April 30, 2010

Hairston's budget will pay fare on controversial meters

Funds from Fifth Ward Alderman Leslie Hairston’s menu budget will be used to pay the fare on newly-installed meters at parking spots at the East 63rd Street beach this summer.

Hairston told her constituents at a meeting at Mt. Pleasant Missionary Baptist Church on South Blackstone Avenue and East 66th Place Tuesday, where residents voiced concerns about the newly installed parking meters, which have been installed along the lakeshore in the Fifth Ward.

“I don’t like the fact that the meters are there, period. I hate the idea that we’ll have to pay for the meters in the parks,” Fifth Ward resident Myra Garrett said.

No Chicago Park District employees attended the meeting, although Hairston said one was supposed to come to the meeting to answer questions.

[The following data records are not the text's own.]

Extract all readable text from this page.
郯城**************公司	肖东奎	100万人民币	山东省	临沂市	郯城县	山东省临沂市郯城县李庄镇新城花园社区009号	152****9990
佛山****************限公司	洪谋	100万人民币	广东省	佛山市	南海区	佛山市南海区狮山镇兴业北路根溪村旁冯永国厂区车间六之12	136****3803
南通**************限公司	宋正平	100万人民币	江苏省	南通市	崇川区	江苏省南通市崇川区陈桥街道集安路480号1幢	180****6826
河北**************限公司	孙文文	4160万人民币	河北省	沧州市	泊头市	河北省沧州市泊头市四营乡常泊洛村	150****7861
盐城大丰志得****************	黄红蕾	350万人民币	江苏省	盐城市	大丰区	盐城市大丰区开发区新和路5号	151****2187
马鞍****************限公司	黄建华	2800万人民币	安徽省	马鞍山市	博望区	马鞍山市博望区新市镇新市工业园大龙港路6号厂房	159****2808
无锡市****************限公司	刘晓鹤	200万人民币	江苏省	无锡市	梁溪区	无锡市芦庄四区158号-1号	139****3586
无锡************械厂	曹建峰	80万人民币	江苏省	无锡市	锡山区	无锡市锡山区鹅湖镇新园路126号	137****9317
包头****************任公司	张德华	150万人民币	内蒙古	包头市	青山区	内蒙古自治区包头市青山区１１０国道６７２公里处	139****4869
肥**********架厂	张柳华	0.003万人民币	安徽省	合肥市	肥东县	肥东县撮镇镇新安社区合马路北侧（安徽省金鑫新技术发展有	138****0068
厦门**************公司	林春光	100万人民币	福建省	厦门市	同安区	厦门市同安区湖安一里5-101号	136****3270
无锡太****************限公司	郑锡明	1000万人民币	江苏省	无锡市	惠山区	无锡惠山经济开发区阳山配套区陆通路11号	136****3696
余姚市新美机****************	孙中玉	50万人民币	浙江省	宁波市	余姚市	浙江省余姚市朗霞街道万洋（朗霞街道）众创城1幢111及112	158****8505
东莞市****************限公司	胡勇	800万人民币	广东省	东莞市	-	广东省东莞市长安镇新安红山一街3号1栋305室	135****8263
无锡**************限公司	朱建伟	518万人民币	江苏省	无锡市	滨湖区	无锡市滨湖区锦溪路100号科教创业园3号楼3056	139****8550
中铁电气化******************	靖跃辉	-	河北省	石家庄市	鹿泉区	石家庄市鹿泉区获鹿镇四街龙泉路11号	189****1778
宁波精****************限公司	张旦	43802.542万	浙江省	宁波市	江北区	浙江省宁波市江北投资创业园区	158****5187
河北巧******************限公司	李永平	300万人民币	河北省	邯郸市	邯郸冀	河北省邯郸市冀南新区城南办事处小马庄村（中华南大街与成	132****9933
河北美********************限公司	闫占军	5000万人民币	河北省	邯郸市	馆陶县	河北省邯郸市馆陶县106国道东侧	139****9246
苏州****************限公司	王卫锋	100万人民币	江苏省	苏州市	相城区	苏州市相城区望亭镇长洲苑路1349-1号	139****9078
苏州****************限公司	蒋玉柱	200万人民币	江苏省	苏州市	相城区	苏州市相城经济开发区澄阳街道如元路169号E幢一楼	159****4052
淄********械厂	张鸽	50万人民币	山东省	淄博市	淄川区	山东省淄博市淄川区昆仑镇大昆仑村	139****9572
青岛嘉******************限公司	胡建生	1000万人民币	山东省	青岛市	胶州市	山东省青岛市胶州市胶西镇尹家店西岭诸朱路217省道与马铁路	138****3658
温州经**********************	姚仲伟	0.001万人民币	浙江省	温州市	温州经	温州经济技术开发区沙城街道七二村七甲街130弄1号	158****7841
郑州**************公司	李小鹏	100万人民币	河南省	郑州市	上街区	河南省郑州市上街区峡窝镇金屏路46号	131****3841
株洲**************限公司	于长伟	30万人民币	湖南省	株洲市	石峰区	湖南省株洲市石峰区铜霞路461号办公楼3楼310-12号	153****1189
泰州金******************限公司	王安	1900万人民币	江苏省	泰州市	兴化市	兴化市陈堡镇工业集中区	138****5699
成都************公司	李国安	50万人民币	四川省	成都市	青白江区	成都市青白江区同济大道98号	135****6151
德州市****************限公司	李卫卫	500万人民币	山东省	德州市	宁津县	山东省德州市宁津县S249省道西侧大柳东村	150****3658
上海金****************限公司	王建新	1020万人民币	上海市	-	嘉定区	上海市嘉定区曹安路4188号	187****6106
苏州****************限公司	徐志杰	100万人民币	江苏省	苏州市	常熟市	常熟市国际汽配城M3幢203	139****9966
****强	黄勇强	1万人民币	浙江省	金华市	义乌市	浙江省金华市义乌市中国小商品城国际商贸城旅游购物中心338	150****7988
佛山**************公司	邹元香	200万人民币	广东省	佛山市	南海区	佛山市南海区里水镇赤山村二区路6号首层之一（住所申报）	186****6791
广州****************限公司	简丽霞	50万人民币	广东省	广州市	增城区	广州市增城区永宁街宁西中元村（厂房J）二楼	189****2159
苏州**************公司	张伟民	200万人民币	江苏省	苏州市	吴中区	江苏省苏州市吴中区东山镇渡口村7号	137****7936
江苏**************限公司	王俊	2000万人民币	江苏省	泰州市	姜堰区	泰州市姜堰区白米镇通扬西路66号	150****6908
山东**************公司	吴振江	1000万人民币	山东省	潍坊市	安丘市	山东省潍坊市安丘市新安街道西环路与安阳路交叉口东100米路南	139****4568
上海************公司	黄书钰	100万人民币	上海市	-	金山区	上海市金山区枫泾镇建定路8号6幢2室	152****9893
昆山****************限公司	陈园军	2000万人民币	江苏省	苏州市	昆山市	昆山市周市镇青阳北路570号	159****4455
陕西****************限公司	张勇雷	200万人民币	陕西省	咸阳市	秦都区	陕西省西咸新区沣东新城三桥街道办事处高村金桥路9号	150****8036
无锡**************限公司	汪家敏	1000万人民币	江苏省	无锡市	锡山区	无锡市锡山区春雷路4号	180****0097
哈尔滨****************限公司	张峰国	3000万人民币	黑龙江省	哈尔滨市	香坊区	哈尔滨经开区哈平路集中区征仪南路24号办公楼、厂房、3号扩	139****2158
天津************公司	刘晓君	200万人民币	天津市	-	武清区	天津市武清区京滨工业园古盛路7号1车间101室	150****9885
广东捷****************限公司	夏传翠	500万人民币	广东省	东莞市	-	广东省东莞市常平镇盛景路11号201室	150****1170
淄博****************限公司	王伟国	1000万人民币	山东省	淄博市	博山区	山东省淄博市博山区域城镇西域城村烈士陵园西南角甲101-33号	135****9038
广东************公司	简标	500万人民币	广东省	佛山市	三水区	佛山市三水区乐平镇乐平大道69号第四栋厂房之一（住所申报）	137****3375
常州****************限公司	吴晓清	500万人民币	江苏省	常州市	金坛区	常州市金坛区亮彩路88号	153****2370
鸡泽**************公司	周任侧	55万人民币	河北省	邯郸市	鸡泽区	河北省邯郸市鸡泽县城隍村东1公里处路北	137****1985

The park district is responsible for installing the meters; Standard Parking is under a three-year lease with the Chicago Park District, and about 4,000 meters will be installed in Chicago, a representative of the company said at the meeting.

Although Hairston was told by the park district of the plans to install parking meters in certain areas, she didn’t expect meters on the lakeshore. “[The park district] said that [they were] going to put parking meters at the South Shore Cultural Center and at the 63rd Street Beach,” Hairston said, adding that she had been reassured that these were the only two areas that would have meters installed. “They didn’t have authority for additional locations.”

Park district spokesperson Jessica Maxey-Faulkner said in The Hyde Park Herald on April 14 that the lakeshore parking meter plans were announced in 2008, but Hairston said information about the changes was not properly disseminated to residents.

David Hoyt, a contributor to the blog Hyde Park Progress, disagreed that the parking meters were a problem in an April 14 post. “Parking spots in all parks are subsidized by city taxpayers even if they themselves don’t use those spots,” he wrote. “Making parking free amounts to a first-come first-serve policy that does not equitably distribute the resource.”

Hairston said she will keep fighting against the meters. “This is one of the things that the City has consistently done and one of the things that not only am I consistently frustrated with, but try to fight against.”

Hairston said the beach should be as accessible as possible to all Chicagoans, regardless of their means. ”I think that in this economy, with it being as horrible as it is, it’s terrible that you’re going to start making families pay when they. . . go to the beach,” she said.